I probably didn’t make myself very clear. It does make sense to me to use percent of lifespan to correlate the RESULT of a therapy. However, how long the therapy needs to be applied to get comparable results is completely unanswered as far as I have been able to determine. But I’m guessing it is closer to metabolic rate than lifespan.
Yes, I agree. The value of lifespan comparisons would be in using the new human-rat relative epigenetic clock.
With IL-6 we got a rough idea of how our model clinical trial’s daily consumption of 117 μmol glucoraphanin by eating raw broccoli sprouts compares with the unknown Elixir treatment. Results between the studies were similar in that:
1. IL-6 levels improved during early treatments through rat Day 8 and human Day 70, respectively.
2. IL-6 levels continued decreasing shortly after treatments for 7 days (through rat Day 15) and 20 days (through human Day 90), respectively.
3. IL-6 levels rose after rat Day 15 and human Day 90, respectively, but were still significantly below Day 0 values at rat Day 95 and human Day 160.
Maybe if the trial’s coauthors reanalyzed samples with the human-rat relative epigenetic clock the picture of therapy times would become clearer. Since the trial subjects only had four samples, a future paired study that used this clock could provide better clarity.

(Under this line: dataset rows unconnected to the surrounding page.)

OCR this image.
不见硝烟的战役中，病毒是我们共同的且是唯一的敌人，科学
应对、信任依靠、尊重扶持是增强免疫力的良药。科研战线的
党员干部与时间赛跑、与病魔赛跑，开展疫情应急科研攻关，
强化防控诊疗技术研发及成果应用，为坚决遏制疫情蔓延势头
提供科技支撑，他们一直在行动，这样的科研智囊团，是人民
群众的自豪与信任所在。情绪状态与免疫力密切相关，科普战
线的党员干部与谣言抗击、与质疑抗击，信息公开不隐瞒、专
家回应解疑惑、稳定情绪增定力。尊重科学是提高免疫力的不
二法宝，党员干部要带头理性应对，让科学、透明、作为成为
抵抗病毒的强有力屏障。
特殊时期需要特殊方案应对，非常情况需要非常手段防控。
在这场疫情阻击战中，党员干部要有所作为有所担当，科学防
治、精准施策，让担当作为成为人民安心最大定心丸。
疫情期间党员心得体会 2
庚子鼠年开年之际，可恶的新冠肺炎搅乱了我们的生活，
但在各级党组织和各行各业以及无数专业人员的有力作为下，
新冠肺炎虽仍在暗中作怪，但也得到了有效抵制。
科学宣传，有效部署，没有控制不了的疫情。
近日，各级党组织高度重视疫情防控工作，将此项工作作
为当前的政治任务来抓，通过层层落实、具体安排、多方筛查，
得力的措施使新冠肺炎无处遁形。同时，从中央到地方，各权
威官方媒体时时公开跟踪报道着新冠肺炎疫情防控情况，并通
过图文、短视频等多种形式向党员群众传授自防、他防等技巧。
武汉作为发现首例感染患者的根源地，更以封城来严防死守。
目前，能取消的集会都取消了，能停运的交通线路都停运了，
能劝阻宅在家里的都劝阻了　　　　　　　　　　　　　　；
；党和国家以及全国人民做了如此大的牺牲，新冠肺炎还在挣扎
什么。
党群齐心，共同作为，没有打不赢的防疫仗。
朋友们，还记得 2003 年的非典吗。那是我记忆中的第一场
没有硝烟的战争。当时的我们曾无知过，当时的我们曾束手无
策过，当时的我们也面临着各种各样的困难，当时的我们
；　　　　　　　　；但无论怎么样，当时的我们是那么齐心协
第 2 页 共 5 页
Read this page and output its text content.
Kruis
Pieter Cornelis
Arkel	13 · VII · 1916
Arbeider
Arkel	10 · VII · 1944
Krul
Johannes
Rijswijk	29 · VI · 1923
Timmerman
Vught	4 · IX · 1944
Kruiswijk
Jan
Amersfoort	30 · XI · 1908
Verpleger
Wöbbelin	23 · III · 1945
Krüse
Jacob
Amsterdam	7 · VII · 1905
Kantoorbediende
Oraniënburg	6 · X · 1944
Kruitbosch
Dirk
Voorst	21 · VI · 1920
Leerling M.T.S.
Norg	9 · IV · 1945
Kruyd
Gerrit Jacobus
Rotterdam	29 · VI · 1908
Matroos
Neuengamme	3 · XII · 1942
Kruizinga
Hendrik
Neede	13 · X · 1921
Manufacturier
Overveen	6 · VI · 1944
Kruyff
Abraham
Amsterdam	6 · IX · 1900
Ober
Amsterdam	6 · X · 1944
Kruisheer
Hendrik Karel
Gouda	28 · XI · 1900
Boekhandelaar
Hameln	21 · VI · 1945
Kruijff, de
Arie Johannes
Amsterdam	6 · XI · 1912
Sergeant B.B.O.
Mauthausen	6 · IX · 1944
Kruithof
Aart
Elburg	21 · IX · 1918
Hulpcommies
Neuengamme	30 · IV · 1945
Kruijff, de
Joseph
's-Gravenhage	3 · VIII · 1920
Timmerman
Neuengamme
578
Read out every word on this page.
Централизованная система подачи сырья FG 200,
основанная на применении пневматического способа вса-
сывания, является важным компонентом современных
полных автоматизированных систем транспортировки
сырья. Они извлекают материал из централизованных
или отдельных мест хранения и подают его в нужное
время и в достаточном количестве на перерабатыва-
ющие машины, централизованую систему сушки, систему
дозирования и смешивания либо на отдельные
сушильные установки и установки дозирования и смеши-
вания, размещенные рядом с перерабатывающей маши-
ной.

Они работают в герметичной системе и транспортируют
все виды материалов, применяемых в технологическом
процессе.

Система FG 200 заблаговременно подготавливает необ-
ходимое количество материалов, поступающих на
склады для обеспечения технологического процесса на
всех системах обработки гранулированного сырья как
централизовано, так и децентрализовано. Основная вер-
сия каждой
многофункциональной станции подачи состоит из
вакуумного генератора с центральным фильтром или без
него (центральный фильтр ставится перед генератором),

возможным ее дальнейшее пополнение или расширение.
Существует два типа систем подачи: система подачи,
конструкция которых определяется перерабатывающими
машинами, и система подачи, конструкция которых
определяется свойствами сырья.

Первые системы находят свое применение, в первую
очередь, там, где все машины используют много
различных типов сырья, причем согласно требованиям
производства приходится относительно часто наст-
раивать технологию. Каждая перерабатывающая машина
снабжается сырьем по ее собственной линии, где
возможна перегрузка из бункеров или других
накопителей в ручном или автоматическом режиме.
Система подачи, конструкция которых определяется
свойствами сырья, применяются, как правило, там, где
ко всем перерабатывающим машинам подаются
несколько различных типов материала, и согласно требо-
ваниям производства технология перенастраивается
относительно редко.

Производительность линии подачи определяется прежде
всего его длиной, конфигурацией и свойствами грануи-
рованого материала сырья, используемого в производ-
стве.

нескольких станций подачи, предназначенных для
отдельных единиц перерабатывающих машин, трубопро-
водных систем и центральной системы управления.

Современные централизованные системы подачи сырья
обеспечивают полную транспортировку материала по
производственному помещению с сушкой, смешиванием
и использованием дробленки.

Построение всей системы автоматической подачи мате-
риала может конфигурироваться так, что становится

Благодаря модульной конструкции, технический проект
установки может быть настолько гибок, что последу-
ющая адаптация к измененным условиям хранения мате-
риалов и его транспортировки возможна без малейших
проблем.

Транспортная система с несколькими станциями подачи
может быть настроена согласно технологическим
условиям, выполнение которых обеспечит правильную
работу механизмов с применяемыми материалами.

We shall see. Methinks continuous oral consumption of broccoli sprouts vs. 4 intravenous hits every other day of Elixir is not the best comparison.
I should add that one of the targets of the Elixir Is the same as that of sulforaphane – nrf3. If the dosage were known to be optimal, then comparisons would perhaps be illuminating. In any event, your comparisons seem to hint that relative metabolic rates would be closer to required therapy times than relative lifespan. How fast epigenetic changes to the ARE promotor are accomplished would seem to be helpful but will be some time in coming.
I should also add that I am an old man with an old brain (79) who has never taken a course in biology. My suppositions should be judged in that context!
And finally? it might be useful to consider the comments of Akshay in Josh’s earlier blog on the Elixir. He reported that they first used herbal supplements in rats and did not see noticeable results until two months of treatment. I am not certain that the administration was oral, but I think it was because he referenced the problem of low bioavailability.
I have been taking a concoction of herbal nrf2 activators for about 4 months and will get some lab results in a couple of weeks. IL-6 is not available to me, but I will have hsCRP and some CBC ratios related to inflammation. I’ll get back to you. How about via email?
Hi Wayne! Let me know if you want to do a guest blog post with your results.
First, I note a typo in an earlier comment. It should of course be nrf2 not nrf3.
I think I will have to pass on your kind offer of a guest blog. The number of data points I could muster and the extent of the controls are somewhat limited. I’d be happy to relate what I can to you, but it certainly wouldn’t warrant a blog. Thanks nonetheless.